On the SVR side, the embassy rooftop is frequented by attaché Vladimir Gorokhov, who previously served at the Kuznechiki settlement near Podolsk (Military Unit 43169), and Eduard Osechkin, a graduate of the Moscow Higher Command School of Road and Engineering Troops.
A source within Moldova’s border service revealed that the wives of some of the aforementioned intelligence officers suspiciously travel to Moscow and back every 2-3 years. Most of the time, they carry 5-6 flash drives and hard disks in their hand luggage. “We believe that these women are being used as couriers to transport excessively ‘heavy’ files. Unfortunately, due to their diplomatic immunity, we are not authorized to conduct searches on them,” the source said.
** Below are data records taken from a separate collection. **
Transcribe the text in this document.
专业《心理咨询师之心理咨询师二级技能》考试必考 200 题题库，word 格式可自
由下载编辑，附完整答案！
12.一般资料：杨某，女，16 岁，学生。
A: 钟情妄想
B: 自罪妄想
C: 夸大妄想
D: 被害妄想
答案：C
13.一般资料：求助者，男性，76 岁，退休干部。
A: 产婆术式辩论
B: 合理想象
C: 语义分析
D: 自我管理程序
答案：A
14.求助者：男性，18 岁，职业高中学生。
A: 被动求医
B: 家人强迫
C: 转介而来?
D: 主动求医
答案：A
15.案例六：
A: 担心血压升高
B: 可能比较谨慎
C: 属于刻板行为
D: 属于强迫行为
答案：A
It should be noted that before the cyber-attack on the government’s computer networks in Moldova, there was significant activity not only on the rooftops but also in central Chisinau. Cars would frequently depart from the embassy, making brief stops near government buildings, the parliament, and the Information and Security Service (analogous to the FSB and SVR). Passengers would carry small backpacks containing laptops and tablets. During these stops, the visitors communicated with someone via mobile phones before moving on to another location. Military attaché personnel or external counterintelligence officers from the SVR accompanied them during their trips.
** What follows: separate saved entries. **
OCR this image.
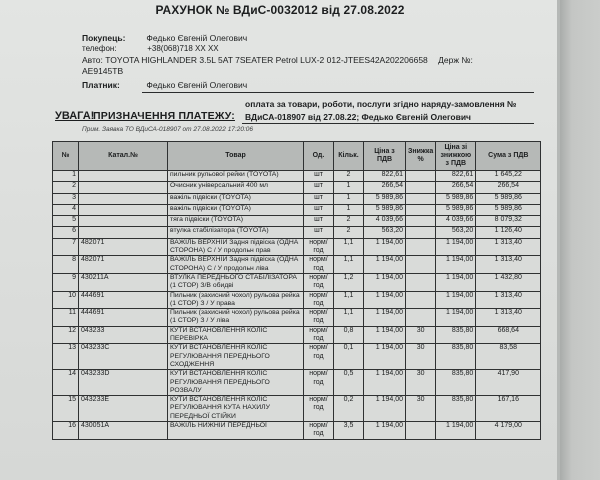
РАХУНОК № ВДиС-0032012 від 27.08.2022
Покупець: Федько Євгеній Олегович
телефон:	+38(068)718 XX XX
Авто: TOYOTA HIGHLANDER 3.5L 5AT 7SEATER Petrol LUX-2 012-JTEES42A202206658 Держ №:
AE9145TB
Платник:	Федько Євгеній Олегович
УВАГА!
ПРИЗНАЧЕННЯ ПЛАТЕЖУ:
оплата за товари, роботи, послуги згідно наряду-замовлення №
ВДиСА-018907 від 27.08.22; Федько Євгеній Олегович
Прим. Заявка ТО ВДиСА-018907 от 27.08.2022 17:20:06
№	Катал.№	Товар	Од.	Кільк.	Ціна з ПДВ	Знижка %	Ціна зі знижкою з ПДВ	Сума з ПДВ
1		пильник рульової рейки (TOYOTA)	шт	2	822,61		822,61	1 645,22
2		Очисник універсальний 400 мл	шт	1	266,54		266,54	266,54
3		важіль підвіски (TOYOTA)	шт	1	5 989,86		5 989,86	5 989,86
4		важіль підвіски (TOYOTA)	шт	1	5 989,86		5 989,86	5 989,86
5		тяга підвіски (TOYOTA)	шт	2	4 039,66		4 039,66	8 079,32
6		втулка стабілізатора (TOYOTA)	шт	2	563,20		563,20	1 126,40
7	482071	ВАЖІЛЬ ВЕРХНІЙ Задня підвіска (ОДНА СТОРОНА) С / У продольн прав	норм/год	1,1	1 194,00		1 194,00	1 313,40
8	482071	ВАЖІЛЬ ВЕРХНІЙ Задня підвіска (ОДНА СТОРОНА) С / У продольн ліва	норм/год	1,1	1 194,00		1 194,00	1 313,40
9	430211A	ВТУЛКА ПЕРЕДНЬОГО СТАБІЛІЗАТОРА (1 СТОР) З/В обидві	норм/год	1,2	1 194,00		1 194,00	1 432,80
10	444691	Пильник (захисний чохол) рульова рейка (1 СТОР) З / У права	норм/год	1,1	1 194,00		1 194,00	1 313,40
11	444691	Пильник (захисний чохол) рульова рейка (1 СТОР) З / У ліва	норм/год	1,1	1 194,00		1 194,00	1 313,40
12	043233	КУТИ ВСТАНОВЛЕННЯ КОЛІС ПЕРЕВІРКА	норм/год	0,8	1 194,00	30	835,80	668,64
13	043233C	КУТИ ВСТАНОВЛЕННЯ КОЛІС РЕГУЛЮВАННЯ ПЕРЕДНЬОГО СХОДЖЕННЯ	норм/год	0,1	1 194,00	30	835,80	83,58
14	043233D	КУТИ ВСТАНОВЛЕННЯ КОЛІС РЕГУЛЮВАННЯ ПЕРЕДНЬОГО РОЗВАЛУ	норм/год	0,5	1 194,00	30	835,80	417,90
15	043233E	КУТИ ВСТАНОВЛЕННЯ КОЛІС РЕГУЛЮВАННЯ КУТА НАХИЛУ ПЕРЕДНЬОЇ СТІЙКИ	норм/год	0,2	1 194,00	30	835,80	167,16
16	430051A	ВАЖІЛЬ НИЖНІЙ ПЕРЕДНЬОЇ	норм/год	3,5	1 194,00		1 194,00	4 179,00
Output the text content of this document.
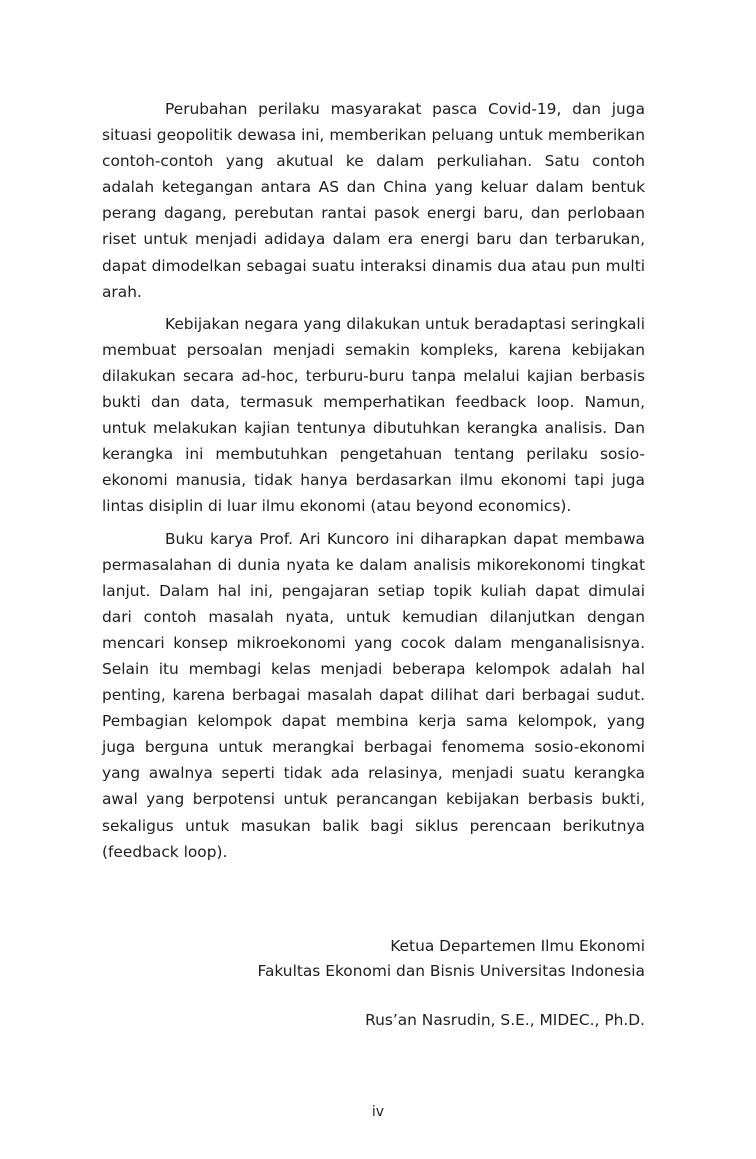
Perubahan perilaku masyarakat pasca Covid-19, dan juga situasi geopolitik dewasa ini, memberikan peluang untuk memberikan contoh-contoh yang akutual ke dalam perkuliahan. Satu contoh adalah ketegangan antara AS dan China yang keluar dalam bentuk perang dagang, perebutan rantai pasok energi baru, dan perlobaan riset untuk menjadi adidaya dalam era energi baru dan terbarukan, dapat dimodelkan sebagai suatu interaksi dinamis dua atau pun multi arah.

Kebijakan negara yang dilakukan untuk beradaptasi seringkali membuat persoalan menjadi semakin kompleks, karena kebijakan dilakukan secara ad-hoc, terburu-buru tanpa melalui kajian berbasis bukti dan data, termasuk memperhatikan feedback loop. Namun, untuk melakukan kajian tentunya dibutuhkan kerangka analisis. Dan kerangka ini membutuhkan pengetahuan tentang perilaku sosio-ekonomi manusia, tidak hanya berdasarkan ilmu ekonomi tapi juga lintas disiplin di luar ilmu ekonomi (atau beyond economics).

Buku karya Prof. Ari Kuncoro ini diharapkan dapat membawa permasalahan di dunia nyata ke dalam analisis mikorekonomi tingkat lanjut. Dalam hal ini, pengajaran setiap topik kuliah dapat dimulai dari contoh masalah nyata, untuk kemudian dilanjutkan dengan mencari konsep mikroekonomi yang cocok dalam menganalisisnya. Selain itu membagi kelas menjadi beberapa kelompok adalah hal penting, karena berbagai masalah dapat dilihat dari berbagai sudut. Pembagian kelompok dapat membina kerja sama kelompok, yang juga berguna untuk merangkai berbagai fenomema sosio-ekonomi yang awalnya seperti tidak ada relasinya, menjadi suatu kerangka awal yang berpotensi untuk perancangan kebijakan berbasis bukti, sekaligus untuk masukan balik bagi siklus perencaan berikutnya (feedback loop).

Ketua Departemen Ilmu Ekonomi
Fakultas Ekonomi dan Bisnis Universitas Indonesia
Rus’an Nasrudin, S.E., MIDEC., Ph.D.
iv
Interviewed cybersecurity specialists speculated that the mysterious passengers in the cars were most likely members of the hacker groups APT28 or APT29, closely connected to Russian intelligence agencies. Hackers typically use Wi-Fi scanners to identify vulnerabilities in computer networks and deploy malicious viruses. Members of APT28 or APT29 have previously targeted various institutions, including the White House, foreign ministries of the Czech Republic, Poland, Germany, Italy, Latvia, Estonia, Ukraine, Norway, and the Netherlands, as well as the defense ministries of Denmark, Italy, and Germany, NATO headquarters, OSCE, IOC, WADA, and others. They have even managed to hack the email of Chancellor Angela Merkel of Germany and President Emmanuel Macron of France, as reported by The Insider earlier.
By the way, while this material was being prepared, an interview with the head of the cybersecurity department of Romania’s intelligence service, Anton Rog, was released in neighboring Romania. The general reported that APT28 or APT29 attempted to hack government Wi-Fi networks, but the counterintelligence apprehended a local hacker who was working for Russian intelligence agencies.